The second area is pensions tax relief. The government gives people who invest in a private pension a number of tax breaks to encourage saving. The benefits of these tax breaks overwhelmingly go to the highest earners, with the top 10 pe cent of earners receiving over half of the benefits.
A fairer approach would be to introduce a flat rate of relief for all.
End the factory tax
Matt Kilcoyne, deputy director of the Adam Smith Institute
When your business buys pens or paper or pays someone’s wage, this is written off against revenue. When you buy a big piece of machinery or a building, it isn’t — instead it is written off over time. You don’t account for inflation or the real return on capital.
The UK’s tax treatment of capital investment is in effect a factory tax, and it’s holding Britain back. For every year since 1998, the UK had the lowest level of private investment in fixed capital as a share of GDP in the G7. If we changed tack and treated capital investment the same as running costs, research shows that Britain could increase investment by 8.1 per cent and boost productivity per worker by £2,214.
We should abolish the factory tax by allowing full expensing of capital in the first year. That way, we’d boost investment at the moment we need it most.
Boris Bounce-Back Bonds
Paul Beausang, head of real estate tax, and Bruce Dear, head of London real estate at Eversheds Sutherland
More than almost any other developed economy, Britain is powered by consumer spending. Napoleon called us a nation of shopkeepers. He was wrong — we’re a nation of shoppers. Covid-19 has sapped our confidence to play our real national sport: round the clock retail. Our economy’s shopping addiction is an obvious weakness, but it is also an immediate opportunity.

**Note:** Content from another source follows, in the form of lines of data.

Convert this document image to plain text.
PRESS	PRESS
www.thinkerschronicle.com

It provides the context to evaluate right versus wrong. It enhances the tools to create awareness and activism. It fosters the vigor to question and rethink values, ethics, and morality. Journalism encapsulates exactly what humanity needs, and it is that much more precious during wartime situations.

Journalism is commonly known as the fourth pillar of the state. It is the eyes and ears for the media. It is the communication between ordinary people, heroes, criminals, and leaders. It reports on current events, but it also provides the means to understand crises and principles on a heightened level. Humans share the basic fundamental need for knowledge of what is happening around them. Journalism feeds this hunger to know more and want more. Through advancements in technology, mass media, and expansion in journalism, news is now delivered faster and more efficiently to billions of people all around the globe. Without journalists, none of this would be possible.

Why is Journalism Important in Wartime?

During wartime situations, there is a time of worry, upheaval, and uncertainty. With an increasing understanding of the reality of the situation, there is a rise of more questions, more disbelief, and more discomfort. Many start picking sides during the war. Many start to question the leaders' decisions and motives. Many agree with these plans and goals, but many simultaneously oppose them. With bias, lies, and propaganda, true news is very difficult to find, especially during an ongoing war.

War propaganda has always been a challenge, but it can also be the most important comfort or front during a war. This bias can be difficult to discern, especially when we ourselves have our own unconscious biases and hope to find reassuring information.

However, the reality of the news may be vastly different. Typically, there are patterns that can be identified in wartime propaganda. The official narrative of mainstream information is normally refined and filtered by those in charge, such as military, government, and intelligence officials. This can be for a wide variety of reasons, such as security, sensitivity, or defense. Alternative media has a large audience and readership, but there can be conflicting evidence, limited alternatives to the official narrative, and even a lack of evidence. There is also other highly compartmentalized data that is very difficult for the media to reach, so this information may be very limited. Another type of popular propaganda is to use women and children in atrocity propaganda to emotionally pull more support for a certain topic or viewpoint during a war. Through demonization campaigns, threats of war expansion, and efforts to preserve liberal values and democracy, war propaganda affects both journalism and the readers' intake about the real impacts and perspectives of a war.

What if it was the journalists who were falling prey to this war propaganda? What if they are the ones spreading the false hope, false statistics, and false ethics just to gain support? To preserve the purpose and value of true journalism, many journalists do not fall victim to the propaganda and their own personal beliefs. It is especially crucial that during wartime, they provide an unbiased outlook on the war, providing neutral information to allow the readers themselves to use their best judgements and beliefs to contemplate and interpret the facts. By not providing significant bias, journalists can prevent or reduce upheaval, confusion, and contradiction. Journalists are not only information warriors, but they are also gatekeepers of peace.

If we can get the great British consumer spending in big numbers right now, we could avoid the worst of the looming recession. Reducing VAT or income tax won’t be enough. Alistair Darling’s VAT cut during the financial crisis showed that in a time of unemployment and uncertainty, people avoid spending and prioritise saving.
That’s why it’s time for “Boris Bounce-Back Bonds”. Every tax-paying adult should be sent a £300 free-gift income tax rebate locked into a Bounce-Back card. These cards would refresh the consumers that tax cuts cannot reach, because they will be issued on a spend now or regret later basis. Every £300 individual stimulus card would come with the condition that it must be spent (at a safe social distance) in non-essential shops, restaurants, hotels or bars before 1 October 2020. If not, it will be lost — like the bubbles in that beer you didn’t buy.
Bounce-Back Bonds would hit multiple targets simultaneously. They would boost consumer confidence vividly and innovatively, incentivising millions of consumers to get to the shops now. People using them would also spend other money, galvanising widespread economic activity.
Perhaps most importantly, they would lift public morale, and cheer people up, and start positive conversations with the opening: “What did you spend yours on?”